The base binding site is occupied by one acetate molecule which interacts with E203 as described in previous SmPNP structures (Pereira et al., 2005 ). Overall the phosphate and ribose binding sites of all three subunits are very similar, but two exceptions are worthy of mention. Firstly the loop from residue 250 to 266 in the B subunit cannot be seen in the 2F o − F c electron density map, as is frequently the case in other SmPNP structures. This suggests that the binding of R1P is not sufficient in itself to cause the loop rearrangement observed in complexes with the nucleosides inosine and adenosine. Even in subunits A and C, where the loop is well ordered, significant differences compared with the SmPNP–inosine structure can be seen. This is most notable for the interaction between O5′ of the ribose and H259 Nδ1, which is weaker in the SmPNP–R1P complex (3.4 Å and 3.07 Å in subunits A and C, respectively, compared with 2.73 Å and 2.62 Å in the SmPNP–inosine complex).

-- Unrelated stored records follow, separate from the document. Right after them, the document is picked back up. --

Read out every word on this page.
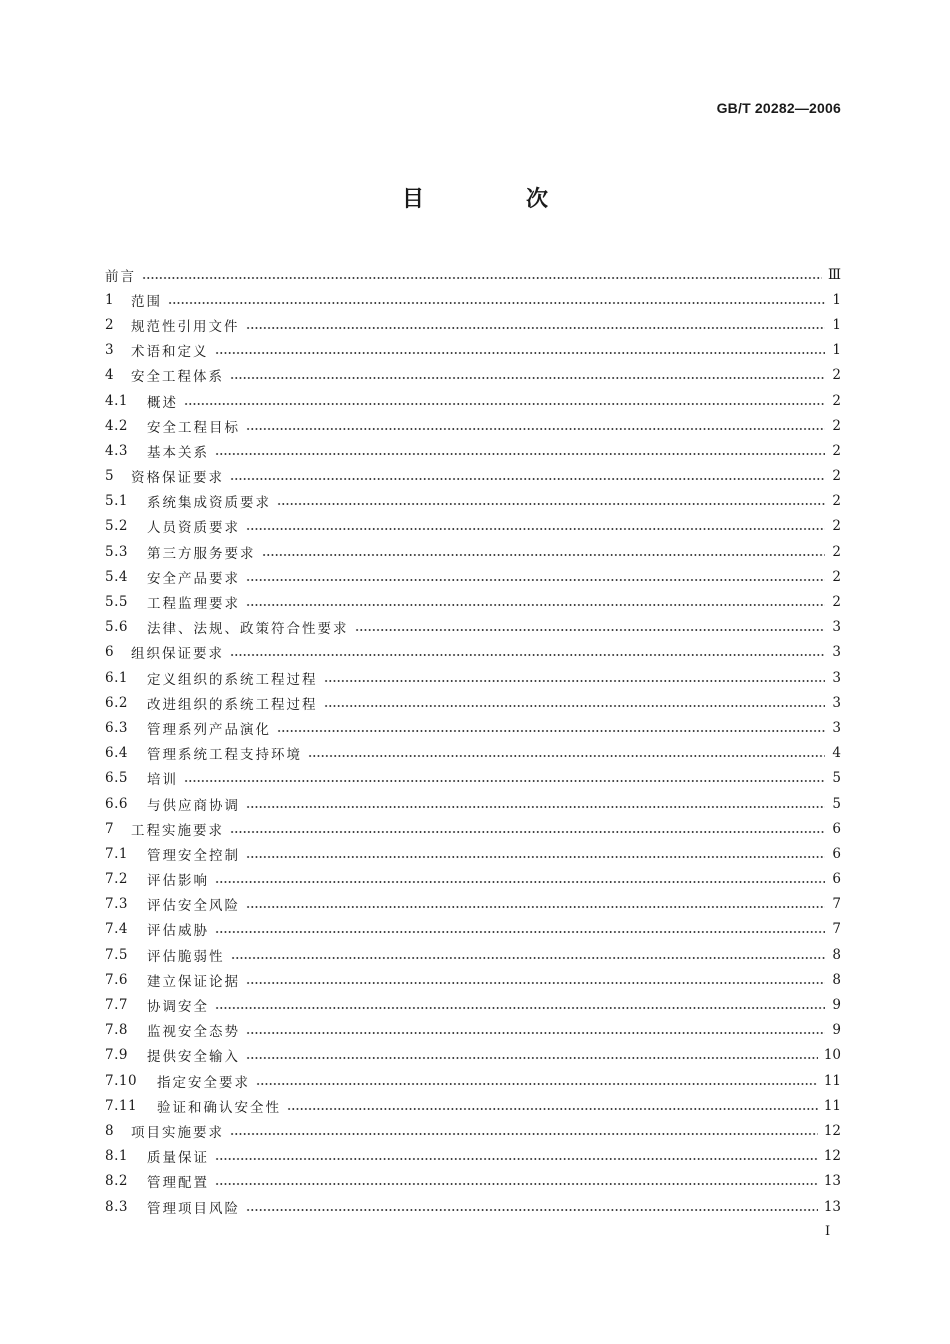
GB/T 20282—2006
目　次
前言	Ⅲ
1	范围	1
2	规范性引用文件	1
3	术语和定义	1
4	安全工程体系	2
4.1	概述	2
4.2	安全工程目标	2
4.3	基本关系	2
5	资格保证要求	2
5.1	系统集成资质要求	2
5.2	人员资质要求	2
5.3	第三方服务要求	2
5.4	安全产品要求	2
5.5	工程监理要求	2
5.6	法律、法规、政策符合性要求	3
6	组织保证要求	3
6.1	定义组织的系统工程过程	3
6.2	改进组织的系统工程过程	3
6.3	管理系列产品演化	3
6.4	管理系统工程支持环境	4
6.5	培训	5
6.6	与供应商协调	5
7	工程实施要求	6
7.1	管理安全控制	6
7.2	评估影响	6
7.3	评估安全风险	7
7.4	评估威胁	7
7.5	评估脆弱性	8
7.6	建立保证论据	8
7.7	协调安全	9
7.8	监视安全态势	9
7.9	提供安全输入	10
7.10	指定安全要求	11
7.11	验证和确认安全性	11
8	项目实施要求	12
8.1	质量保证	12
8.2	管理配置	13
8.3	管理项目风险	13
Ⅰ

The second difference involves the phosphate binding loop (residues 33 to 37). In previously determined structures of SmPNP with inosine (3faz), adenosine (3f8w) and hypoxanthine (3fqn), in which the phosphate binding site is occupied by sulfate, this loop presents two different conformations in the three subunits. The SmPNP–R1P complex is the first structure in which we observe a unique conformation for this loop suggesting that the anionic moiety may need to be covalently bound to the ribose in order to fully favour all interactions made by this loop. These include those made simultaneously by Ser35 which include hydrogen bonds between Oγ and R1P O1′and O4′ and the main chain nitrogen with O3P (Fig. 2 ). This is supported by the observation of similar interactions made in the ternary complex of bovine PNP with R1P and hypoxanthine (1a9t) (Mao et al., 1998 ). Our attempts to obtain a similar ternary complex in the case of SmPNP by soaking were unsuccessful, SmPNP–hypoxanthine complexes being obtained instead.
Fig. 3 shows simultaneously complexes between SmPNP and hypoxanthine/SO4, inosine/SO4 and R1P. The most notable difference seems to be the orientation of the ribose in the latter two complexes. This would seem to emphasize the comment made above that the connectivity between the phosphate and ribose is essential for correctly closing the phosphate binding loop. Together with the many different complexes described to date from several different species, the structure we present here therefore serves to complete the overall picture of flexibility within the PNP active site.
We gratefully acknowledge the Laboratório Nacional de Luz Síncrotron (LNLS), Campinas, for access to the PX beamlines, and FAPESP and CNPq for financial support.